Oysa Siyonist işgalin başladığı 20. Yüzyıl başlarına dek, Kudüs’te yerli Yahudiler, Hristiyanlar ve Müslümanlar barış içinde yaşıyordu. İşgal başlayıp bölgede huzursuzluklar, çatışmalar baş göstermeye başladıktan sonra ise 29 Kasım 1947’de Birleşmiş Milletler (BM) bir karar aldı. 181 No’lu bu karar, Filistin ve İsrail için bölgede bir dizi sınır oluşturmanın yanı sıra, Kudüs’ün de uluslararası bir rejime kavuşmasını öngörüyordu. Buna göre hiçbir ülke Kudüs’ün egemenliğini tek başına talep edemezdi. Bunun da iki amacı vardı, üç semavi dinin kutsal mekanlarının bulunduğu Kudüs’ün dini önemini korumak ve şehrin bu üç dine mensup herkes için erişilebilir olmasını sağlamak.

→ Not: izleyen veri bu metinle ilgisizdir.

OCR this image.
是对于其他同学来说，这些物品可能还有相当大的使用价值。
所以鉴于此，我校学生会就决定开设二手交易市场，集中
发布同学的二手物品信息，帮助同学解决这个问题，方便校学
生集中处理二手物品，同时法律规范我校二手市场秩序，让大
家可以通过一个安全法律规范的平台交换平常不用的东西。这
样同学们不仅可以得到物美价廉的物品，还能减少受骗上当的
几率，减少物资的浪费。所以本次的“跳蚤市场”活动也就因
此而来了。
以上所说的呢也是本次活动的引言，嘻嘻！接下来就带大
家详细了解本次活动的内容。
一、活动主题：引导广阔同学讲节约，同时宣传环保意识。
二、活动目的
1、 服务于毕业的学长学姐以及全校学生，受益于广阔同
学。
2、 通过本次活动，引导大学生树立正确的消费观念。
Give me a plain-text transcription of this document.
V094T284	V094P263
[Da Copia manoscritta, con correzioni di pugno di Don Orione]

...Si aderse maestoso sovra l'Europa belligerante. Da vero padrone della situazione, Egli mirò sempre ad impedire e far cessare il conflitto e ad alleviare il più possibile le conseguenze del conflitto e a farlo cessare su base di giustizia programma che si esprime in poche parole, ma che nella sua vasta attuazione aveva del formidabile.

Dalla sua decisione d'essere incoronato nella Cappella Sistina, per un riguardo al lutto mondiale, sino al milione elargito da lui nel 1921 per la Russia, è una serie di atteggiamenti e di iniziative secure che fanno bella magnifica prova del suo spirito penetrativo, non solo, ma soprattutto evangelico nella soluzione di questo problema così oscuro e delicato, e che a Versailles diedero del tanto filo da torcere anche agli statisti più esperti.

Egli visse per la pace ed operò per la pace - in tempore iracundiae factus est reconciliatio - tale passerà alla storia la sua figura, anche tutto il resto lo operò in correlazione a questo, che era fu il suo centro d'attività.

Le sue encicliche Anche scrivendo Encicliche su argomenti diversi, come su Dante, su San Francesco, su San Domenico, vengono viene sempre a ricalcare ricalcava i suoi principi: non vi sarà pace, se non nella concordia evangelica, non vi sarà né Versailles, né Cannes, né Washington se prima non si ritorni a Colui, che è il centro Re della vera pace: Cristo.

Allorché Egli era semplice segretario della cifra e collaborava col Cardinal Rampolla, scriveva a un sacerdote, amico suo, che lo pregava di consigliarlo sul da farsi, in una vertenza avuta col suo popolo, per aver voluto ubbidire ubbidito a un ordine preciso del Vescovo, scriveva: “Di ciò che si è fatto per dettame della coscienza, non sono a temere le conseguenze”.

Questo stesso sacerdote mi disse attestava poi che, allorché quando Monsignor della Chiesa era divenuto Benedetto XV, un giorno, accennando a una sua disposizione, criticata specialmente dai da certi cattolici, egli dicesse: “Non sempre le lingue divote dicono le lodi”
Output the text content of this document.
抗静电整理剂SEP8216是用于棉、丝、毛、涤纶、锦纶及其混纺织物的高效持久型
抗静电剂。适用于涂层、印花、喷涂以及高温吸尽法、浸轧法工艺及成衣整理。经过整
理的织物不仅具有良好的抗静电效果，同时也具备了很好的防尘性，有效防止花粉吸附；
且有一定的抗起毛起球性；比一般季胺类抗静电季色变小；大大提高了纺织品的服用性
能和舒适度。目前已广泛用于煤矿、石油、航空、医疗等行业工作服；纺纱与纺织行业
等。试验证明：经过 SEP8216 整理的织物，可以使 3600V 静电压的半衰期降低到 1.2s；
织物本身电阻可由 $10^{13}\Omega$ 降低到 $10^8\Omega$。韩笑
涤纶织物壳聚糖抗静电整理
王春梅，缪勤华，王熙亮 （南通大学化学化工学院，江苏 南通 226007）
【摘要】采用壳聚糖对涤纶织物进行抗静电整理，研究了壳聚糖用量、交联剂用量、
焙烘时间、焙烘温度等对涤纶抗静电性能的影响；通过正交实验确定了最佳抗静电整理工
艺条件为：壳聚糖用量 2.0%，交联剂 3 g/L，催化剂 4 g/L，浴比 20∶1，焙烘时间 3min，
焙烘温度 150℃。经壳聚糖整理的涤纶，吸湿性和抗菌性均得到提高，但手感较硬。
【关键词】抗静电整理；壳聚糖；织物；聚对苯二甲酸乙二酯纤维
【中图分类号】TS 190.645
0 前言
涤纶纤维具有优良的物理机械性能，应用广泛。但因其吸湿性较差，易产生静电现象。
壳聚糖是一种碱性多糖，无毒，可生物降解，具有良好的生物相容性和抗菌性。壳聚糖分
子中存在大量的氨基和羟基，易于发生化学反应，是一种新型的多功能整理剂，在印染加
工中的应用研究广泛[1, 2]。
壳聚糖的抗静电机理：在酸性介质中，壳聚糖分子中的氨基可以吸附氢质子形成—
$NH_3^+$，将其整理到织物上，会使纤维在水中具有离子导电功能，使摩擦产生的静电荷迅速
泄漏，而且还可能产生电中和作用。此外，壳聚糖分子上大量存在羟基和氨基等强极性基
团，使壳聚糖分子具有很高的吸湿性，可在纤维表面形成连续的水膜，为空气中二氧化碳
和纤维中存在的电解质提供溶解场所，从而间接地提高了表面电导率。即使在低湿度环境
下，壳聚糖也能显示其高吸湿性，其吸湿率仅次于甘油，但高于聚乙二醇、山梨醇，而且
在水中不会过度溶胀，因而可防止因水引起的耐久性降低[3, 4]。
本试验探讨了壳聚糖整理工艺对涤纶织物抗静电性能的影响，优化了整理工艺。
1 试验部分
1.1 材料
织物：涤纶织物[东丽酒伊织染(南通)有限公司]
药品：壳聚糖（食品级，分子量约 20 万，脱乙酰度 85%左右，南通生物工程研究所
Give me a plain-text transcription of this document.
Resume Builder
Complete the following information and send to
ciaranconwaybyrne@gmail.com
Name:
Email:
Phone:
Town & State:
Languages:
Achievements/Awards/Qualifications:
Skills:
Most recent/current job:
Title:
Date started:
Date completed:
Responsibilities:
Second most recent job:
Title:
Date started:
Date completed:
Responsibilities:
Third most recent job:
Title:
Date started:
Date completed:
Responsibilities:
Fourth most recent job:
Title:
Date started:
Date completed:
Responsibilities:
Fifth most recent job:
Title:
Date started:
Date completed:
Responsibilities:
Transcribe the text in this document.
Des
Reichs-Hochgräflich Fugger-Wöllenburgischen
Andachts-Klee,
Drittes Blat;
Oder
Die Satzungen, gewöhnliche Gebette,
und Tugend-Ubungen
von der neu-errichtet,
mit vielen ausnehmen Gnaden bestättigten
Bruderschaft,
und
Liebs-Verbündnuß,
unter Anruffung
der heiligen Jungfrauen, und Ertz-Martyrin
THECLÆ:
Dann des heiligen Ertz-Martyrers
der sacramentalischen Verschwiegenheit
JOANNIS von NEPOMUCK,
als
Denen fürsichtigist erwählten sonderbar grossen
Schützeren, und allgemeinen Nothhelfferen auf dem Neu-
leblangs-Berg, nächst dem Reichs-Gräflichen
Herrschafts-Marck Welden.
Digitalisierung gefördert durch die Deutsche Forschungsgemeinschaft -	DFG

1948’de İngiltere mandasının bölgeden çekilmesi ve İsrail devletinin kurulmasının ardından çıkan savaş sırasında ise 750 bin Filistinli evlerini terk etmek zorunda bırakılarak mülteci durumuna düştü. Savaş sürerken İsrail, 1947’deki BM kararına rağmen, Kudüs’ün Batı yakası da dahil olmak üzere Filistinliler’e ayrılan bölgenin büyük bölümünü kontrol altına almıştı. Aynı yıl içinde çatışmalar daha da şiddetlendi, İsrail Filistinliler’e bırakılmış toprakları işgal etmeye devam etti. 1949’da yeniden ateşkes imzalandı ve Birleşmiş Milletler gözetiminde bir anlaşma imzalandı. BM’nin 194 sayılı bu kararına göre, 1- Evlerine dönmeyi ve komşularıyla huzur içinde yaşamayı arzulayan Filistinli mültecilerin bu arzularını gerçekleştirmelerine izin verilmesi, 2- Dönmek istemeyenlerin arazileri için tazminat ödenmesi ve 3- Askeri yönetimin kaldırılması, Kudüs’e uluslararası statü verilmesi ve Filistin’deki kutsal mekanların korunması, o mekanlara serbest erişimin sağlanması gerekiyordu. Uzlaştırma Komisyonu’na Fransa, Türkiye ve Amerika Birleşik Devletleri seçildi. Ancak bu karar da akim kaldı, çünkü taraflar arasında anlaşma sağlanamadı. BM Kurulu’nda 1948’den bu yana her yıl ama her yıl, Filistinli mültecilerin iadesi ve Kudüs’ün uluslararası bir yönetime kavuşturulması vurgulanıyor.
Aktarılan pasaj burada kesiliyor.